Steve Schwartz is a professional college admission counselor with more than a decade of experience. He’s written the popular Get Into College Blog since 2009, moderates Reddit’s college admissions forum, and now hosts a podcast, College Admissions Toolbox.
Steve, please tell us a little bit about yourself and the work you do with college applicants.
I wowed Columbia’s admissions team with a college essay about my experiences lobbying government delegates at a United Nations conference in South Africa. (The real UN, not Model UN.) Delegates from government and non-profit organizations wrote my letters of recommendation. My résumé described my leadership in a national youth organization advocating sustainable development. Soon after Columbia accepted me, friends, neighbors, and people I barely knew began asking for advice on how to improve their college applications.
Today, I help students craft college essays that showcase their strengths. I also moderate Reddit’s college admissions forum (come check us out!), write articles on college admissions for my website, Get Into College Blog, and host the podcast College Admissions Toolbox.
It seems like today’s students are involved in more extracurriculars than ever before. Is that a good thing? What’s the “right” number of extracurriculars for a student?
It’s all about quality, not quantity. Focus your time on one thing (or a few) that you truly care about and would enjoy doing even if you knew that colleges wouldn’t know you’d done it.
Can you give us an example of what would make for a good extracurricular?
Suppose you’re a student interested in marketing. Here’s one step-by-step approach I might recommend to help you discover an extracurricular that will stand out and make for a compelling story:
* Talk with lots of small entrepreneurs / nonprofits in industries that interest you.
* Keep a list of the ones you like.
* Propose an idea you think your favorite would like and offer to carry it out for them.
* If they say no, see if you can figure out something else for them.
* If not, move on to your next-favorite.
This one extracurricular could end up consuming all your free time, leading you to have only one. However, you’ll be a much more compelling applicant than one who “did” several, but did nothing truly meaningful in any of them.

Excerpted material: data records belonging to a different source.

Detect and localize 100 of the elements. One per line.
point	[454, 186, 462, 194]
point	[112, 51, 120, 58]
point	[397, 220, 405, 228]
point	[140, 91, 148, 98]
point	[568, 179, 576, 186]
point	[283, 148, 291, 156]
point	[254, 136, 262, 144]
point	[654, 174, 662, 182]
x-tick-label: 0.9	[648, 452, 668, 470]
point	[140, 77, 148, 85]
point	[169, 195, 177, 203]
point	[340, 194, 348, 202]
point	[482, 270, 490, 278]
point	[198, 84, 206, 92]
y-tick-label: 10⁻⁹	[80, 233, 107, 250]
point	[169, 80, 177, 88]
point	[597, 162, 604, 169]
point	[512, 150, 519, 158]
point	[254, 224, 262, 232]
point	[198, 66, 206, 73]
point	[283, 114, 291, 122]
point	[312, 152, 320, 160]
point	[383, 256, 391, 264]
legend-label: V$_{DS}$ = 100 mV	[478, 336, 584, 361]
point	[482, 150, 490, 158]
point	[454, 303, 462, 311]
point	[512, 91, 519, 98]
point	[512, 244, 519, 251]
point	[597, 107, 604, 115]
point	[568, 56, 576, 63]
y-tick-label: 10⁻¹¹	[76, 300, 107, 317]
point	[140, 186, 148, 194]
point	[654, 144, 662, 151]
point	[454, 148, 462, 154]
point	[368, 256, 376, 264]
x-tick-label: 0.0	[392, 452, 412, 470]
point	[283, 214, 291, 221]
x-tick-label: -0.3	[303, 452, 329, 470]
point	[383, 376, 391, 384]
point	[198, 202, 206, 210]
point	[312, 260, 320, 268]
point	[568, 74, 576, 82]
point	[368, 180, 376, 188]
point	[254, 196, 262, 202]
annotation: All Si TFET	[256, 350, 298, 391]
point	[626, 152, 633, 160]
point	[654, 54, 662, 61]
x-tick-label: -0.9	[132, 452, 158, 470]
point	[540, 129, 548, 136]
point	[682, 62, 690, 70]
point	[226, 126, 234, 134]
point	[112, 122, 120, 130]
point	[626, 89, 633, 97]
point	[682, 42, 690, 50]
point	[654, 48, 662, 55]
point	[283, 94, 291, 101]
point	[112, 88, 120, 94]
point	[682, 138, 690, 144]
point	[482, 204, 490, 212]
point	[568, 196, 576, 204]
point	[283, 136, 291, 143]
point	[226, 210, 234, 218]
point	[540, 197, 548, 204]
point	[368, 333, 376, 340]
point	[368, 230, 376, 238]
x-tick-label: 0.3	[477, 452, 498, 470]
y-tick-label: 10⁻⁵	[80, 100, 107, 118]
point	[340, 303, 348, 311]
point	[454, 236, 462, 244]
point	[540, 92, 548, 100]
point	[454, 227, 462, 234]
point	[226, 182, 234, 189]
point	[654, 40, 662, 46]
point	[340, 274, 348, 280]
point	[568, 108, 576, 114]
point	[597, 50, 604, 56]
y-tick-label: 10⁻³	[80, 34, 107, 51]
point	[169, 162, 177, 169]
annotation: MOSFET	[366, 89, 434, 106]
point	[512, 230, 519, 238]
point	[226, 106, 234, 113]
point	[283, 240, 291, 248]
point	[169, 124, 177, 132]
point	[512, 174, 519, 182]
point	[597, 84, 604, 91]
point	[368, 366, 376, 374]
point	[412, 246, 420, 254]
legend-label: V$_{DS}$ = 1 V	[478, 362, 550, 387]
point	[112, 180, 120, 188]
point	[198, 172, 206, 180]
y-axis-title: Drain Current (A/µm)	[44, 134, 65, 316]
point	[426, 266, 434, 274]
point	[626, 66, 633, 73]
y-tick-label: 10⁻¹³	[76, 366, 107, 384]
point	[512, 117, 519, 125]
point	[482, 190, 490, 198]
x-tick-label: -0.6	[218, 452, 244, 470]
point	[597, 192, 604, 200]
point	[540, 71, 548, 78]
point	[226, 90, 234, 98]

Are there any common mistakes students should avoid when it comes to extracurriculars?
Too many students join a million clubs simply to “build their resumes,” do nothing significant in them, then list them on college applications. Those don’t “count.” Again, if you want an EC to “count,” you should do something that you enjoy. Otherwise, you won’t have anything compelling about it to include on your application.

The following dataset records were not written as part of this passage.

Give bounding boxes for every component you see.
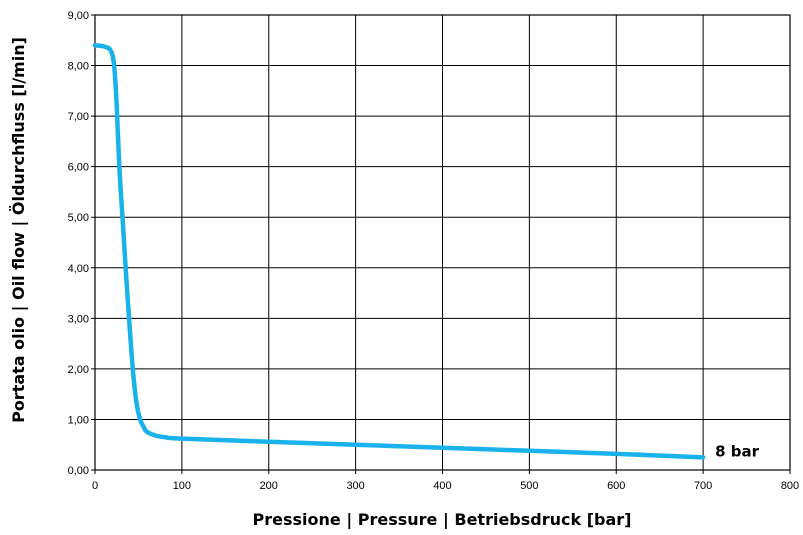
y-tick-label: 1,00	[68, 414, 89, 426]
x-tick-label: 700	[694, 480, 712, 492]
series-line-8-bar	[92, 43, 706, 460]
y-tick-label: 8,00	[68, 61, 89, 73]
x-tick-labels: 0 100 200 300 400 500 600 700 800	[92, 480, 799, 492]
x-axis-title: Pressione | Pressure | Betriebsdruck [ba…	[253, 510, 632, 530]
x-tick-label: 800	[781, 480, 799, 492]
y-tick-label: 5,00	[68, 212, 89, 224]
y-tick-label: 2,00	[68, 364, 89, 376]
series-label: 8 bar	[715, 442, 760, 460]
x-tick-label: 600	[607, 480, 625, 492]
x-tick-label: 400	[433, 480, 451, 492]
y-tick-label: 3,00	[68, 313, 89, 325]
x-tick-label: 100	[173, 480, 191, 492]
plot-frame	[94, 14, 791, 471]
x-tick-label: 200	[260, 480, 278, 492]
x-tick-label: 500	[520, 480, 538, 492]
y-tick-label: 0,00	[68, 465, 89, 477]
x-tick-label: 300	[346, 480, 364, 492]
y-tick-label: 7,00	[68, 111, 89, 123]
x-tick-label: 0	[92, 480, 98, 492]
y-tick-label: 4,00	[68, 263, 89, 275]
grid-lines	[91, 14, 791, 474]
y-axis-title: Portata olio | Oil flow | Öldurchfluss […	[9, 37, 29, 423]
y-tick-label: 9,00	[68, 10, 89, 22]
series-layer: 8 bar	[92, 43, 760, 460]
y-tick-labels: 0,00 1,00 2,00 3,00 4,00 5,00 6,00 7,00 8,00 9,00	[68, 10, 89, 477]
y-tick-label: 6,00	[68, 162, 89, 174]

If everyone is involved in extracurriculars these days, what can a college applicant do to stand out? Is just “being involved” enough?
Most people stay on pre-defined paths, whether they’re in high school, college, grad school, or the working world. However, if you want to do something unique and meaningful, and you want to stand out, you can’t follow a pre-defined course.
Don’t just “be involved.” Students who do this and then ask “how to stand out” don’t get it. Forging your own path isn’t easy. You don’t do something unique simply by trying to do something unique. It’s something that’s hard to relate to unless you’ve already done it, and the path there is seemingly random in nature.
By definition, you can’t try to be unique. At least, you can’t have a specific goal in mind. Instead of starting at Z, start at A. Don’t compete with people like yourself, and don’t work within established programs. Instead, explore your interests, use your skills, and do things outside the system. Things other people aren’t doing. This gives you the freedom to do things that will not only sound impressive, but will actually be impressive. And you’ll eventually get to do something that leaves a mark on the world.